Specific Heat Capacity
Energy and Thermal Physics

Specific heat capacity

Glossary Definition for 16-19 IOP Glossary Project


Specific heat capacity is a material property that relates changes in a material’s temperature to the energy transferred to or from the material by heating (either heating the material or by allowing it to heat its surroundings).

When raising the temperature of a material by transferring energy into the material by heating, the specific heat capacity of the material is defined as the energy transferred per unit mass per unit temperature rise.

Specific heat capacity is usually represented by the symbol c.

If the temperature of a mass m of the material changes by ΔT, the associated energy Q transferred into the material by heating is

Q = mcΔT


In general, the specific heat capacity is a measure of how much energy it takes to change the temperature of a system. But in the definition, it is important to realise that the energy input must be by heating.
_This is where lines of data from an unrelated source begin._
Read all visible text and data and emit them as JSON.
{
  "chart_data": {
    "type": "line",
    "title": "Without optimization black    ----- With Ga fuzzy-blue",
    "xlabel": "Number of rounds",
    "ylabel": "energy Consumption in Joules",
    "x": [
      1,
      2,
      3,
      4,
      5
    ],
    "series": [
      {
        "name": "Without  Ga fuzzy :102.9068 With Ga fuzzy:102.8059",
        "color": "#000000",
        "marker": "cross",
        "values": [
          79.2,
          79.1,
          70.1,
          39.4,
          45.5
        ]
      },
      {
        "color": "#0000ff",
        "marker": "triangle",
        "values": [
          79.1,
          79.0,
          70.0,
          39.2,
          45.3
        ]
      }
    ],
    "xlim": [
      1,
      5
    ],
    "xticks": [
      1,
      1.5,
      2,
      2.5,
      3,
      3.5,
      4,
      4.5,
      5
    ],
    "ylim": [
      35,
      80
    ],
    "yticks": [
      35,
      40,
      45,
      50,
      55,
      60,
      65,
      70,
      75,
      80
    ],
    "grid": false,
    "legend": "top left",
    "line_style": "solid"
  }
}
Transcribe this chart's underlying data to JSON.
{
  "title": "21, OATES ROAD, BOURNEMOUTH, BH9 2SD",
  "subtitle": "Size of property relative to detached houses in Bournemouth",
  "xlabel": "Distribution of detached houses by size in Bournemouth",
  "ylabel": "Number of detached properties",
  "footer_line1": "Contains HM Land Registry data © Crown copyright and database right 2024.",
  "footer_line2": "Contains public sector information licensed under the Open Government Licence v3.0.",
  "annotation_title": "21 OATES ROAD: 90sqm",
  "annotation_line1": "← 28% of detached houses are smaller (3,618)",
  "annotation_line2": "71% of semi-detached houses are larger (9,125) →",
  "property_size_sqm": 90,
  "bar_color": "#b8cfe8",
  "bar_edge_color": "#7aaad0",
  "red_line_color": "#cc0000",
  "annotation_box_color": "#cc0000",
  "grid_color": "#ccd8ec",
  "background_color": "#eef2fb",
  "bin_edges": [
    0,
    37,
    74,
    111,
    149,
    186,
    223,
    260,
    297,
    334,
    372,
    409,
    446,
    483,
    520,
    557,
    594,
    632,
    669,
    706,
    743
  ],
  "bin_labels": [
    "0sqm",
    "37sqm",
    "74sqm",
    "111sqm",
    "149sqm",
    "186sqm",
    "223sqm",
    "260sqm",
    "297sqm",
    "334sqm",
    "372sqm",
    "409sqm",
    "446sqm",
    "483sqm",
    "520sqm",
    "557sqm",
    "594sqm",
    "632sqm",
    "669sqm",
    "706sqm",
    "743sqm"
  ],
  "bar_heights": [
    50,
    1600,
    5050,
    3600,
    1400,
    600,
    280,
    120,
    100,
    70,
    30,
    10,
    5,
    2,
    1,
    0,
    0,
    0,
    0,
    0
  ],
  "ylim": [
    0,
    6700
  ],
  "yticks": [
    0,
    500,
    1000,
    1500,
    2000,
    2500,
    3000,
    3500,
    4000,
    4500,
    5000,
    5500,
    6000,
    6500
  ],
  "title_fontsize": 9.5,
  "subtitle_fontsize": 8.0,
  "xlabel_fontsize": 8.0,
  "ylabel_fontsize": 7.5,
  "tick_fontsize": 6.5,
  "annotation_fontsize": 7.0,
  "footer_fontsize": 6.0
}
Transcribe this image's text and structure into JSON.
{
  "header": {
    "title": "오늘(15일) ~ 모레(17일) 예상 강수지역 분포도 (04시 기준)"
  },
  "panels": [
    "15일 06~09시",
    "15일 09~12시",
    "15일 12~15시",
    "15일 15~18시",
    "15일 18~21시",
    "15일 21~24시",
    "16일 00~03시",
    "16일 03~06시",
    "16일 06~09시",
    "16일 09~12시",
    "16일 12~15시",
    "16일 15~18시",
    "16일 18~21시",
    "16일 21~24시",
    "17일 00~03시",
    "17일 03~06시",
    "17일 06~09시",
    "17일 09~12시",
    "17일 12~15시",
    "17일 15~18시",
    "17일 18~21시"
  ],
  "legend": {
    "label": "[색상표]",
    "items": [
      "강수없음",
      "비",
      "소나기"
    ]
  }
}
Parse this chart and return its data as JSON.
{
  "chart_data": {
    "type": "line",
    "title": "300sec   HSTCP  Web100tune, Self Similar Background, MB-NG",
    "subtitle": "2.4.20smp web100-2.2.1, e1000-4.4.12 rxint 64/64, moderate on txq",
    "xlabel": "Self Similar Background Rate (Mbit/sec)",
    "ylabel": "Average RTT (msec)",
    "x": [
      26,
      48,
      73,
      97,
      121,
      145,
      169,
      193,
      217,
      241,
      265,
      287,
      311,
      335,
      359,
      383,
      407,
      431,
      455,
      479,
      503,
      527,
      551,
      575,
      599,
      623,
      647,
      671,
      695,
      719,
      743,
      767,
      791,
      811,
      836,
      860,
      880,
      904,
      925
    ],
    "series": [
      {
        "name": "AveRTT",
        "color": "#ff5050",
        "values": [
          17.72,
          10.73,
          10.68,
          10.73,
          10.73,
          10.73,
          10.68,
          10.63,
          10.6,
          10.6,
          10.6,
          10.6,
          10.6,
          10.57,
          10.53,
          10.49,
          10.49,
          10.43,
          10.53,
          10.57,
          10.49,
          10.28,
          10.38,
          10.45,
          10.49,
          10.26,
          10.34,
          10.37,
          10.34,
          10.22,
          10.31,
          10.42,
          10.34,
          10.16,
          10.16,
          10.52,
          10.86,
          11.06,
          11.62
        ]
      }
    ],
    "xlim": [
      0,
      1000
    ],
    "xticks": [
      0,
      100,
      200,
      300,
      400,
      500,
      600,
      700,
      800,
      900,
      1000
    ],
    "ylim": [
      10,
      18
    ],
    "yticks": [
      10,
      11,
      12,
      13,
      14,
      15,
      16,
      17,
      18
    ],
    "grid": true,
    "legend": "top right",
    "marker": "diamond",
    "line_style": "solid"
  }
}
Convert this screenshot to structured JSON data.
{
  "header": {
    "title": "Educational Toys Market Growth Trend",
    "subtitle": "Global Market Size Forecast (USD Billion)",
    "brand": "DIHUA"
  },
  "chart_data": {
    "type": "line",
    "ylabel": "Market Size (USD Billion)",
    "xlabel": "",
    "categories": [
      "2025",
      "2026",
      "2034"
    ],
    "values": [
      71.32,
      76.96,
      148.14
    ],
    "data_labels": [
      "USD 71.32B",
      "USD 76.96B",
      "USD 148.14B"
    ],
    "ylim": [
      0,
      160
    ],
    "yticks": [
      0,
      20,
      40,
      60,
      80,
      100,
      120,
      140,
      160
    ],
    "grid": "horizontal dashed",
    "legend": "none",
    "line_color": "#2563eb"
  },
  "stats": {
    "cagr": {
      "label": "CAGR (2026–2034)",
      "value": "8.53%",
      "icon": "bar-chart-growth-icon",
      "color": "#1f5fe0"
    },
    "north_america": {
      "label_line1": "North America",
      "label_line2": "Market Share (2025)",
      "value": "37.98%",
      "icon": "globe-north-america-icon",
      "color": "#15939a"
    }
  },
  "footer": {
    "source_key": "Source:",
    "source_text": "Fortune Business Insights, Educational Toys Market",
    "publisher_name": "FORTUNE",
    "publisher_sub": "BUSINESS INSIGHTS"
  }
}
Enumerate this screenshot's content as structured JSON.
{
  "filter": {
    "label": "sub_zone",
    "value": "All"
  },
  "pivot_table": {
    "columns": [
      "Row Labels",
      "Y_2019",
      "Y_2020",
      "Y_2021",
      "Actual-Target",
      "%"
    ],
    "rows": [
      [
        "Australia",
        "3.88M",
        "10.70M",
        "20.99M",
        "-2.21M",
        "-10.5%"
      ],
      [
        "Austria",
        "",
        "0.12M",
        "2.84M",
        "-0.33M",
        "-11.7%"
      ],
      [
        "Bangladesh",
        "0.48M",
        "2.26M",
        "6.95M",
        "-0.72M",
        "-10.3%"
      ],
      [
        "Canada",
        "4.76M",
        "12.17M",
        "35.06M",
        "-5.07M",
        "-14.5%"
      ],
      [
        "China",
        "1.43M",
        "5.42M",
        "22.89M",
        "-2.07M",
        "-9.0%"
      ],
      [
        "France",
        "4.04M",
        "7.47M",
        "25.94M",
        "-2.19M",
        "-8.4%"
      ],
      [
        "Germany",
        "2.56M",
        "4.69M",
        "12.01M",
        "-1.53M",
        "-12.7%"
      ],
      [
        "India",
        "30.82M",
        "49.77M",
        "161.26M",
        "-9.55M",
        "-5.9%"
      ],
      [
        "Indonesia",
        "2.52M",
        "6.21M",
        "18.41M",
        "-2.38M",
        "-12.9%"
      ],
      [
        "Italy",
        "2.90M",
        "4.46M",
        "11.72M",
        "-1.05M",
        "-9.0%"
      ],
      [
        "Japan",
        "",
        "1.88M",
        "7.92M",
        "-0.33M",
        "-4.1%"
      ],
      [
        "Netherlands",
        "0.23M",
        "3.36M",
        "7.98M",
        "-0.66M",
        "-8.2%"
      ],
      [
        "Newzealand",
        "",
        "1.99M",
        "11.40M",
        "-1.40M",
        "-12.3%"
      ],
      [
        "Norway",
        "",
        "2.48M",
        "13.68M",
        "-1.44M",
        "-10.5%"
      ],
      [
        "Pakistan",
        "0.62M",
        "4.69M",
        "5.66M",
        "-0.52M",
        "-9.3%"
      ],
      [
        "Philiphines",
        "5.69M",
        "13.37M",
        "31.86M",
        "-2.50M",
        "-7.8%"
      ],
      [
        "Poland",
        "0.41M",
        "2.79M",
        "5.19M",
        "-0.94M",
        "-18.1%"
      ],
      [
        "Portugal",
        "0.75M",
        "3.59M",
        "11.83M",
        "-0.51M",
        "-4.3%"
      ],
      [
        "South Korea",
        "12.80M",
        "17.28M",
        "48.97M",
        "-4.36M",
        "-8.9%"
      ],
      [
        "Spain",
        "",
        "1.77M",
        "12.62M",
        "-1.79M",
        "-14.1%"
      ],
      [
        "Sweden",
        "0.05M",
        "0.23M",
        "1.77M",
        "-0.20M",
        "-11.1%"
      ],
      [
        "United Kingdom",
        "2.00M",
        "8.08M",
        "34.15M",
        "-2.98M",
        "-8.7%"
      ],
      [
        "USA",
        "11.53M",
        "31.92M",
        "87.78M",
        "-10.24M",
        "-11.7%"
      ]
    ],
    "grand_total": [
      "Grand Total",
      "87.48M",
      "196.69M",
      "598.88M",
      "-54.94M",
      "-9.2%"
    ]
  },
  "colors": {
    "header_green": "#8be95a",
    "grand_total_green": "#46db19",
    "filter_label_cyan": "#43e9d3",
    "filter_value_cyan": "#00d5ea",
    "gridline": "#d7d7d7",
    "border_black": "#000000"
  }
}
If work is done on the system, in general, its temperature will increase but it is not correct to try to calculate the temperature rise using the heat capacity and the amount of work done on it. Another factor that can be important is the constraint under which the system is held. The specific heat capacity of a system held at constant volume is different from that of one held at constant pressure as the latter does work on its surroundings as it expands. Such differences can usually be ignored for solids but they are very important when dealing with gases.

SI unit

J kg-1 K-1

Expressed in SI base units

m2 s-2 K-1

Other commonly used unit(s)

J kg-1 °C-1, J kg-1 °F-1

Mathematical expressions

  • If the temperature of a mass m of a material changes by ΔT, the associated energy transferred into the material by heating is
    Q = mcΔT

Related entries

  • Energy of a system
  • Internal energy

In context

The specific heat capacity of water at room temperature is 4181 J kg-1 K-1, that of copper is 390 J kg-1 K-1 and that of a typical oil is 2000 J kg-1 K-1. Ceramic materials such as concrete or brick have specific heat capacities around 850 J kg-1 K-1.

The relatively high specific heat capacity of water means that it is very useful in central heating systems, because it is able to transfer a great deal of energy by heating while its temperature changes by a relatively small amount. In storage heaters, where the relevant substance remains in the heater, solids such as clay bricks or ceramic materials are preferred, as they do not leak or corrode their containers, although their lower specific heat capacity means that they have to be raised to a very high temperature to supply useful heating over several hours.